Here is my latest ‘doodle’ or Automatic Drawing if you will.  I call it ‘Data Protection in the Library’.

So anyway, you know how it goes:  there’s a meeting  you can’t get out of.  You head to the meeting room, making sure that you’re not too early or too late (either  of which would attract the attention of the meeting-holder).  You creep in and seat yourself strategically (not too near the front in case you catch the speaker’s eye, not too near the back in case you look like a difficult customer).  You have your notebook and pen in hand so as to appear eager and alert.

The meeting or presentation begins.  You carefully write down the title or topic, whilst a PowerPoint slowly unfolds behind the presenter.

A few minutes pass.  You try, you really try to appear interested and focused so you write something down; the title of the presentation perhaps or an important bullet point … and then … you can’t help it, you start to DRAW!

At least that’s how it happens with me.  Usually my focus shifts from the meeting after about five or ten minutes.  Often I stop paying attention because the topic or agenda is dull, or the speaker even duller.

Or perhaps the reason for my compulsive doodling has nothing to do with the quality or content of the meeting I’m in but  lies rather in the fact that I just have an odd, airy-fairy brain or even more likely, a very poor attention-span.

Whatever the reason or reasons for my habitual  doodling, I’ve been doing it most of my adult life.  In fact I think the habit started even further back than that, possibly as early as the second or third year of Lower School (they gave us ‘jotters’  so that we wouldn’t deface our normal exercise books, basically sanctioning doodling by giving us a whole – albeit small – exercise book devoted solely to private ‘jottings’ – how was I not going to doodle then?!).

So it’s a long-term problem which I’m sure I’m not alone in suffering … and yet, despite the consternation of various teachers and managers,  part of my subconscious seems to have been working during these moments of unconscious absenteeism.  Somehow information and knowledge seeped into my brain and I passed exams and got jobs.  So it can’t be all that bad a habit, plus I have usually been left with a fairly interesting drawing at the end of it. So I suppose it’s one of those ‘win win’ situations ….

I’m sure there’s some research that will prove that some types of brains learn better by doodling – although I haven’t come across it yet.  If so I would hazard a guess that such research might  link the appeal of the basic image or icon and its visual stimulation of the primitive learning recognition centres of the brain (thus the brain prefers an image to a piece of spoken information) with the ability to associate terms or phrases with an image – or something.

To whit:  during a lesson, sermon, meeting or presentation, as we inscribe an image on the paper,  a piece of information is given at the same time.  The unconscious brain therefore associates or links the image with the information, even if the image has nothing at all to do with the subject being given or discussed.  Finally, when the images are scanned again, something of the original information (which is now linked or bound up with the image) should be recalled or at least ‘uploaded’ from subconscious to the conscious brain – I guess.

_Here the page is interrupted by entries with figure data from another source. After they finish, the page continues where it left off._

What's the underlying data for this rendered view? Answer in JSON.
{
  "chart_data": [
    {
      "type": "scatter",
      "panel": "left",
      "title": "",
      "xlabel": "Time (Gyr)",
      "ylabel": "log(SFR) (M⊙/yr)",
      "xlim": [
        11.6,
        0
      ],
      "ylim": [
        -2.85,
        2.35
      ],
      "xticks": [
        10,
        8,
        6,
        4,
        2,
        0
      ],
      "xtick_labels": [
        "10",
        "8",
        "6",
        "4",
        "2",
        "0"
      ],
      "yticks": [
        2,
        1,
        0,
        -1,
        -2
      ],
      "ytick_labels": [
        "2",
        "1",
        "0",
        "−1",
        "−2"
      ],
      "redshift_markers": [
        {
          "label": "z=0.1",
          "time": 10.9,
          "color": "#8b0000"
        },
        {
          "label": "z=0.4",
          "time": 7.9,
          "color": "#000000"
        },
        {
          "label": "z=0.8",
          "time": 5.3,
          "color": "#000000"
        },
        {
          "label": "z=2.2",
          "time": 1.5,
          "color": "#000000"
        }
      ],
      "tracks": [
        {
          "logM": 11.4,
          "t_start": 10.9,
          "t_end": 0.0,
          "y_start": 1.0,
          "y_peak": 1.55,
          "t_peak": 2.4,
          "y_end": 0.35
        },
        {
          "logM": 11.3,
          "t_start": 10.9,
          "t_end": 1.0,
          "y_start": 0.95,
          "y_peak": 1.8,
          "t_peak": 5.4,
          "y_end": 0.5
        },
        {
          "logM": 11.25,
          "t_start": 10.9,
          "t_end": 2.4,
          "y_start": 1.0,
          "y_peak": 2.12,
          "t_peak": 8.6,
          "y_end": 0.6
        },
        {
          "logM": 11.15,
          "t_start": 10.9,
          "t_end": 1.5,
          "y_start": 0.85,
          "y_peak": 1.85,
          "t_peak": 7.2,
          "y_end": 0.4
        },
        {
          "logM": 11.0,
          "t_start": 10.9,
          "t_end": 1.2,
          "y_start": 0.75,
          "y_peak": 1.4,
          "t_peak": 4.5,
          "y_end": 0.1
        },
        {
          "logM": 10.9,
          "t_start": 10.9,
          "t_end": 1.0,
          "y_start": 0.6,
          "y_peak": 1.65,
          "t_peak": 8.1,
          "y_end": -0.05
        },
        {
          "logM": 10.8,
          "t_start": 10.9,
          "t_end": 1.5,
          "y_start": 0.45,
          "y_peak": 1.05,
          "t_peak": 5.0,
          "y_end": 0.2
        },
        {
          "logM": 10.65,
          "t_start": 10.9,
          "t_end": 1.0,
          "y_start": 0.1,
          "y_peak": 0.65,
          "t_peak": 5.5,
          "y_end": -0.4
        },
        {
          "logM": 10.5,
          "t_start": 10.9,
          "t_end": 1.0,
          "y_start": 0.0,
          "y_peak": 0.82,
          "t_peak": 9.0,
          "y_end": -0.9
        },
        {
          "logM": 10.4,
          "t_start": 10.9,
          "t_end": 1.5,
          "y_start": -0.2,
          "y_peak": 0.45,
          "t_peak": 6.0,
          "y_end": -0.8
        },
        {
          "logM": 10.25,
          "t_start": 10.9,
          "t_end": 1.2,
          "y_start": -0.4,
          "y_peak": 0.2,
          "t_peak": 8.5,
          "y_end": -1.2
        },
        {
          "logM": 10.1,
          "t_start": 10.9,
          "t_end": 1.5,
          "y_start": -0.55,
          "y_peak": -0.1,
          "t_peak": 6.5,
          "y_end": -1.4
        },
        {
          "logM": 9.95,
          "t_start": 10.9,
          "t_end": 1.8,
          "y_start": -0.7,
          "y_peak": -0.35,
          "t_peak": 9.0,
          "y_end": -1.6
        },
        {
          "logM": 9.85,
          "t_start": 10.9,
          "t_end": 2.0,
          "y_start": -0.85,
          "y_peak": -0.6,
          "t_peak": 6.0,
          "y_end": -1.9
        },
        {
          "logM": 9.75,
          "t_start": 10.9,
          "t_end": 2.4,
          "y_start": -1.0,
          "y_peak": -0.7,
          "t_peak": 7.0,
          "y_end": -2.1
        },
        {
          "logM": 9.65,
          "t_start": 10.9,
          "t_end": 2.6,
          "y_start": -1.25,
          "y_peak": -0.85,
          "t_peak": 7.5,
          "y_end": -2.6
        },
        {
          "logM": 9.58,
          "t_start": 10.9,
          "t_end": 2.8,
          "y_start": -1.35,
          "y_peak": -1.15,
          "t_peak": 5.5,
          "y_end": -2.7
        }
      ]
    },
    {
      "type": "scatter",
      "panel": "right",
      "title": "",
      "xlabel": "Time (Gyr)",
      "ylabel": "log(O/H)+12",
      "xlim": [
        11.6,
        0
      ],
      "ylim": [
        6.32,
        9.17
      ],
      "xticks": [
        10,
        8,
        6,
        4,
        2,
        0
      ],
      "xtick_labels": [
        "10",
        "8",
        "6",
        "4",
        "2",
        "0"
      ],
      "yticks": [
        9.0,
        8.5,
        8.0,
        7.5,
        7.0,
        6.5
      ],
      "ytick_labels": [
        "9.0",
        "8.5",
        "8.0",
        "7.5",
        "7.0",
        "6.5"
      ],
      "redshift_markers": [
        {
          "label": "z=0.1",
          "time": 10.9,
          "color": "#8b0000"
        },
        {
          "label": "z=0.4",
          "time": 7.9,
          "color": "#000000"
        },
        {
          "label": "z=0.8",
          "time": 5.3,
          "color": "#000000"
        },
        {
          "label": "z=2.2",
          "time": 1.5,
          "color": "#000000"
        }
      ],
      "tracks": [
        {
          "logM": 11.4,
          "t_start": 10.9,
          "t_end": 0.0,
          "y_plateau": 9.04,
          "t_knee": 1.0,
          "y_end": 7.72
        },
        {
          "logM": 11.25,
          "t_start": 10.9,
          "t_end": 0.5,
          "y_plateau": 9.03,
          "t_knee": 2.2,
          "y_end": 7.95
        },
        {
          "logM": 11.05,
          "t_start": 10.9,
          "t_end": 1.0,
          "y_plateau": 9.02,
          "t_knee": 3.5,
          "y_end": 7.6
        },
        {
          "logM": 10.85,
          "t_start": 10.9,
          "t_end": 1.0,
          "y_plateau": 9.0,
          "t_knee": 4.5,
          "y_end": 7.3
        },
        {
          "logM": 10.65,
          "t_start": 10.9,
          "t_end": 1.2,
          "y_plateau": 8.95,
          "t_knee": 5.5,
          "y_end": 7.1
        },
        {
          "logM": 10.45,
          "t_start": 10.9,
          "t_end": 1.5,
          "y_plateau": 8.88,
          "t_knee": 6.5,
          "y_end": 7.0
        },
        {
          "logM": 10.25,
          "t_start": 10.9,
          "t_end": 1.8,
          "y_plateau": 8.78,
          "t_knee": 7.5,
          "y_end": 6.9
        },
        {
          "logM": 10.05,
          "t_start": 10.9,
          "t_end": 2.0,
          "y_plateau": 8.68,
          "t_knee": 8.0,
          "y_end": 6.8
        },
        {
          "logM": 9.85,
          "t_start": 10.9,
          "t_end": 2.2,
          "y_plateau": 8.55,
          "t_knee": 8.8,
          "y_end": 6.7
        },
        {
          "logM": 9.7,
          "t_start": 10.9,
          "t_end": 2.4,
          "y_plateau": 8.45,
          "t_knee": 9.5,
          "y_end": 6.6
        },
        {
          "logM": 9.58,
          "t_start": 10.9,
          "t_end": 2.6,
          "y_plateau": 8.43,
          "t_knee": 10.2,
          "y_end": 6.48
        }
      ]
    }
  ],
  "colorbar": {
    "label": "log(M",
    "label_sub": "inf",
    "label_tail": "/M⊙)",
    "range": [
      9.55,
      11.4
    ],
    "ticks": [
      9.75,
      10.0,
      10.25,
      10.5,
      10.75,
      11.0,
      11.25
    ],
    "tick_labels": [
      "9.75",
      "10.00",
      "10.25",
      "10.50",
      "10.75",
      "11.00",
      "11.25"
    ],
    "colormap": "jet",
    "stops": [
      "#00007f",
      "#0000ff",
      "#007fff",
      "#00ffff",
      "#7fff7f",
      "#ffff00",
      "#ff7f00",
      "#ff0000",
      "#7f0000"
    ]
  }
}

I guess this because I often find that if for instance I’m doing a drawing and there’s a play or piece of music going on in the background, when I look at the picture at a later date (though not too late; say within a few days of doing the drawing), I can recall the exact process or the various stages of the drawing; and vice versa.

There must be something similar happening with the use of the doodle or automatic drawing.

And just to prove I’m not entirely whistling in the dark (despite having absolutely nothing to base my theory on except my own limited experience), the RSA (the Royal Society for the Encouragement of Arts, Manufactures and Commerce) seem to have adopted the idea that doodles make good companions to lectures.  Just check out one of their animations at:  http://www.youtube.com/watch?v=1bqMY82xzWo    (also you can find more examples or ‘projects’ at the main RSA site: http://www.thersa.org/) where you will see they openly practise (and no doubt make a profit and win awards for) what you and I have been hiding whilst our teacher or  boss was looking the other way (although admittedly the RSA doodles tend to ‘tell’ the story of the lecture in pictorial form, a bit like a ‘comic’ – not as in my case sticking a random collection of weird faces and buildings on an empty lined page in order to stave off total boredom / brain-death) .

So, yes, coming back to the title of this drawing …

there I was in a meeting concerning data protection in the library … what happened next, I’m sure you’ll be able to guess.